The National Flag of Lithuania
One of the earliest flags for Lithuania was a battle flag. Unique among European flags, it bears a complete figure, rather than an animal, or some part. One major battle flag carried a charging knight, known as Vytis.
Then, after the French revolution, there was a pan-European movement that saw the introduction of tricolour flags all over. And, before the current colours where used, Lithuania Minor introduced its tricolour, using darker shades of green, and red, divided by white.
Pushes for the use of the current colours began in the 19th century, because red, yellow, and green are all found in Lithuanian folk art. At the Grand Seimas of 1905, this banner was preferred over the Vytis banner. The major reasons being that Lithuania wanted to move away from the history of the Grand Duchy days, second, the banner is predominantly red, a colour associated with communist revolutionaries. Finally, the charging knight would be very hard to produce on a mass scale!
In 1917, at the Vilnius Conference, thy picked red and green as two dominant Lithuanian colours. The hall was decorated with red and green bicolour banners. However, they where deemed "too dark" and a special commission was set up to come up with a final definition of the flag. Finally, in 1918, they suggested adding a yellow stripe to the flag to represent the sun.
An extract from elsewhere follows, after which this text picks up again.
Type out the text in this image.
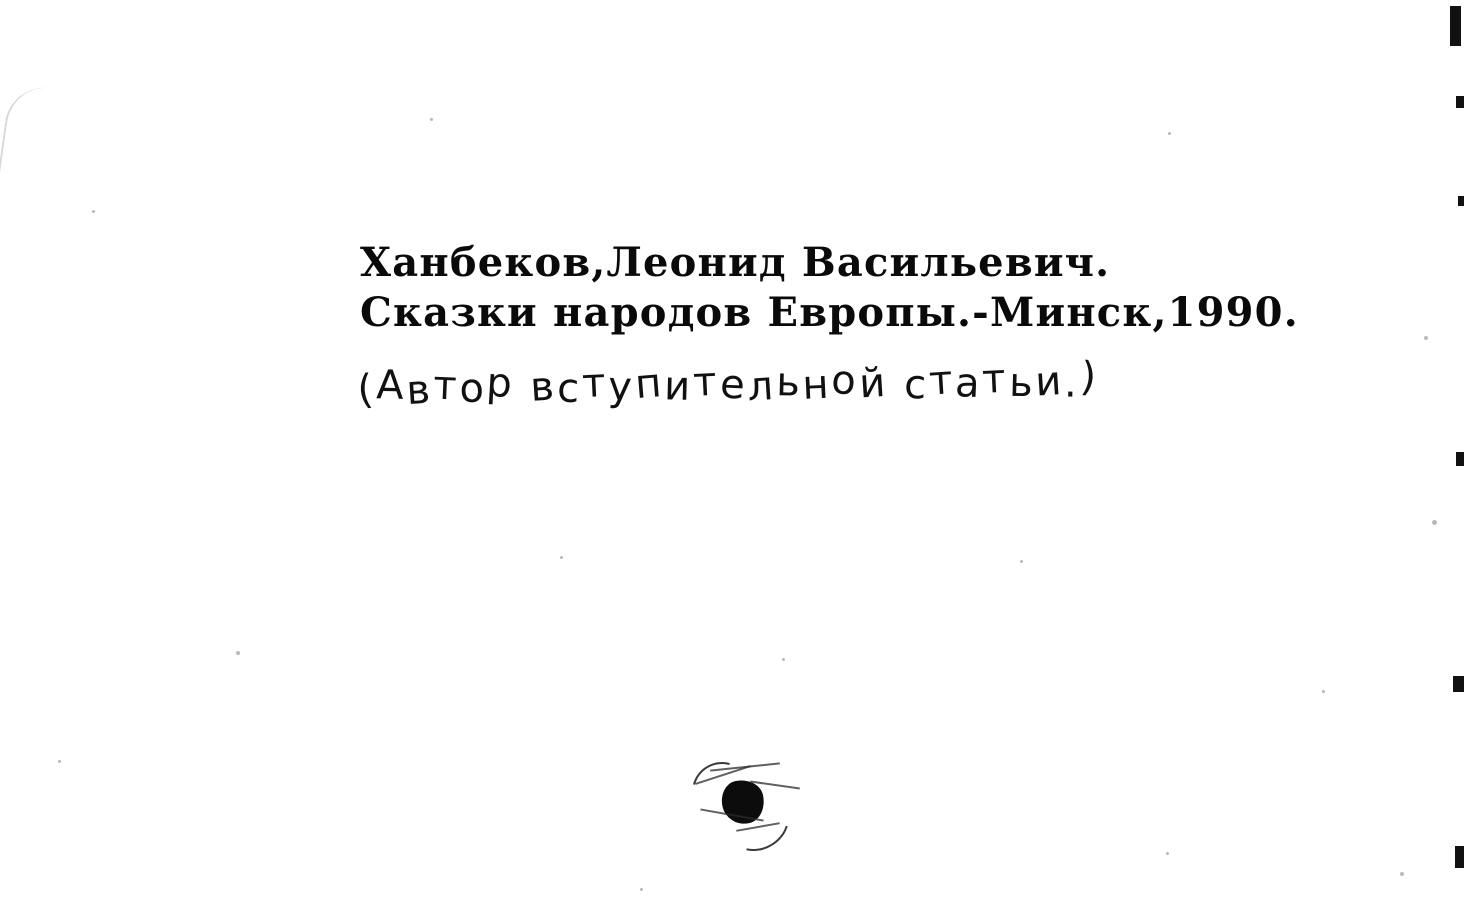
Ханбеков,Леонид Васильевич.
Сказки народов Европы.-Минск,1990.
(Автор вступительной статьи.)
The proposal featured the Vytis in the top corner of the flag.
However, the 1922 constitution of Lithuania details the flag, and makes no mention of the Vytis symbol. And formally sets the colours of the flag as being slightly lighter than today.
The flag disappeared when the Soviet Union marched back in in 1940, annexing the Baltic nations (widely condemned as illegal). In its place, the Lithuanian SSR adopted the common Soviet red banner, with Lithuanian SSR in gold, and in Lithuanian (Lietuvos), above the hammer and sickle.
In 1953, a redesign took place, this time, taking out the text, and replacing it with a green strip along the bottom. With a thin white line dividing the green and red.
In 1988, with Glasnost sweeping the Soviet Union, the Lithuanian SSR re-adopted the Lithuanian tricolour, which was in use up to 1990, when Lithuania declared its independence from the Soviet Union.This led to the Soviet Union trying to suppress the movement, only for international recognition to begin in 1991.
In 2004, the Lithuanian government finally laid into law official specifications for the flag, darkening the shades to what we see today. The yellow now represents the golden fields of Lithuania, the green represents the countryside, and the red represents the blood spilt for Lithuania.
The law also instituted a new state flag for the nation. This time, bringing back the Vytis. This time, on a red rectangular banner.
Lithuania is one of few countries that has adopted separate flags for civil and state use.